Sadly, sitting in a landfill are many recyclables. Even if we tried to retrieve them, some 25% of all recyclables would be useless because they have been contaminated. The recycling system, while valuable, isn’t perfect. In addition to many recyclable products ending up in recycling bins, these recycling bins are also filled to the brim with dirty, soggy containers and boxes. It falls on us, the consumers to do our due diligence and ensure recyclables are properly cleaned and ready for the bin.
Why Should Recyclables Be Cleaned?
Contamination for recyclables is considered anything that reduces the value of the recyclable. When recycling companies that handle recycling must sort through and dispose of any recyclables that can’t be salvaged at their own expense, filling landfills with what could have been reused. Worse still, common practice among recycling companies is to transfer contamination fees to the office recycling program, essentially charging commercial businesses for the loss. One single jar of sauce can ruin a whole bin of recycling and ruin the integrity of the product. If kept clean and dry, one single sheet of paper can be reused 4 to 6 times. But when ruined, the fibers become brittle and begin to fall apart, resulting in an almost zero percent recyclability. As a common rule, cardboard should be crisp, not soggy, and plastic, while rinsed and cleaned at a recycling facility, should be fairly free from dirt and grime.

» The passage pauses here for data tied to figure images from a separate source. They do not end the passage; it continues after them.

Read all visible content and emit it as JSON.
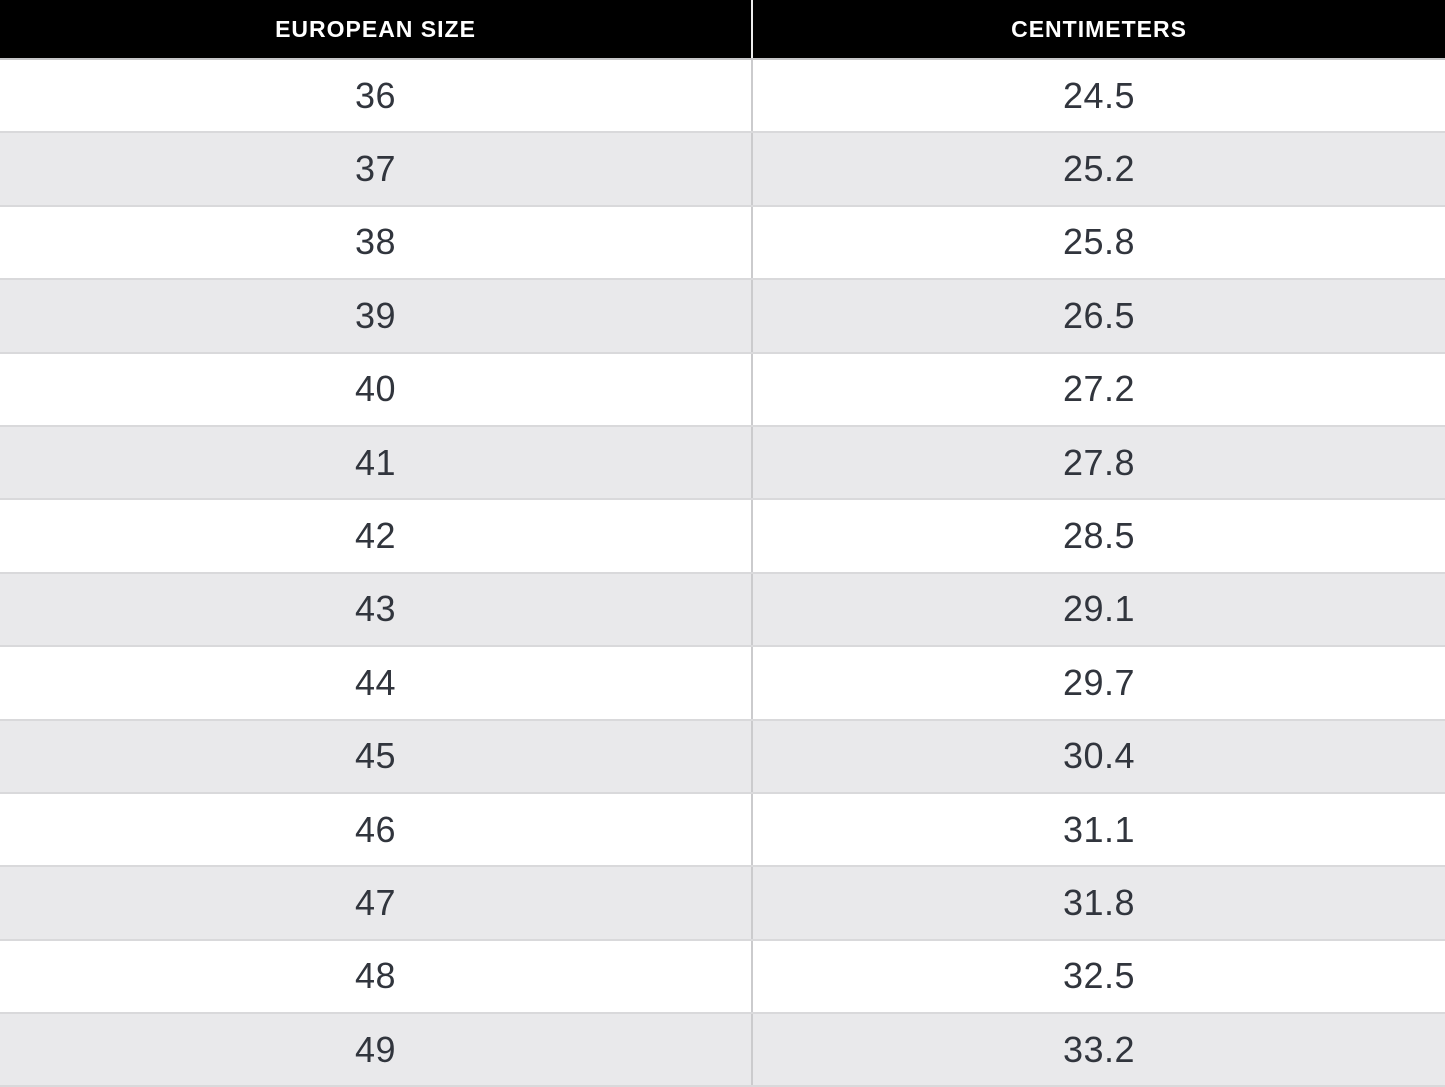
{
  "chart_data": {
    "type": "table",
    "columns": [
      "EUROPEAN SIZE",
      "CENTIMETERS"
    ],
    "rows": [
      [
        "36",
        "24.5"
      ],
      [
        "37",
        "25.2"
      ],
      [
        "38",
        "25.8"
      ],
      [
        "39",
        "26.5"
      ],
      [
        "40",
        "27.2"
      ],
      [
        "41",
        "27.8"
      ],
      [
        "42",
        "28.5"
      ],
      [
        "43",
        "29.1"
      ],
      [
        "44",
        "29.7"
      ],
      [
        "45",
        "30.4"
      ],
      [
        "46",
        "31.1"
      ],
      [
        "47",
        "31.8"
      ],
      [
        "48",
        "32.5"
      ],
      [
        "49",
        "33.2"
      ]
    ]
  },
  "colors": {
    "header_bg": "#000000",
    "header_text": "#ffffff",
    "body_text": "#31353d",
    "row_bg": "#ffffff",
    "row_alt_bg": "#e9e9eb",
    "header_divider": "#ededed",
    "column_divider": "#cbcbcd",
    "row_border": "#d9d9db"
  }
}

Four Steps to Prepping Recycling
- Empty the bottles, boxes, or containers of all food or liquid.
- Rinse the majority of the residue out that can stick to plastic or glass. Warm water helps remove excess residue.
- Swish around the water to loosen up debris. Skip this step for cardboard or paper products.
- Shake or dry the recyclables after a rinse so that water doesn’t get on the paper product. Close the lid to the recycling bin to prevent rain from ruining any recyclables.
- Scrape off any stubborn residue remaining with a spoon or sponge.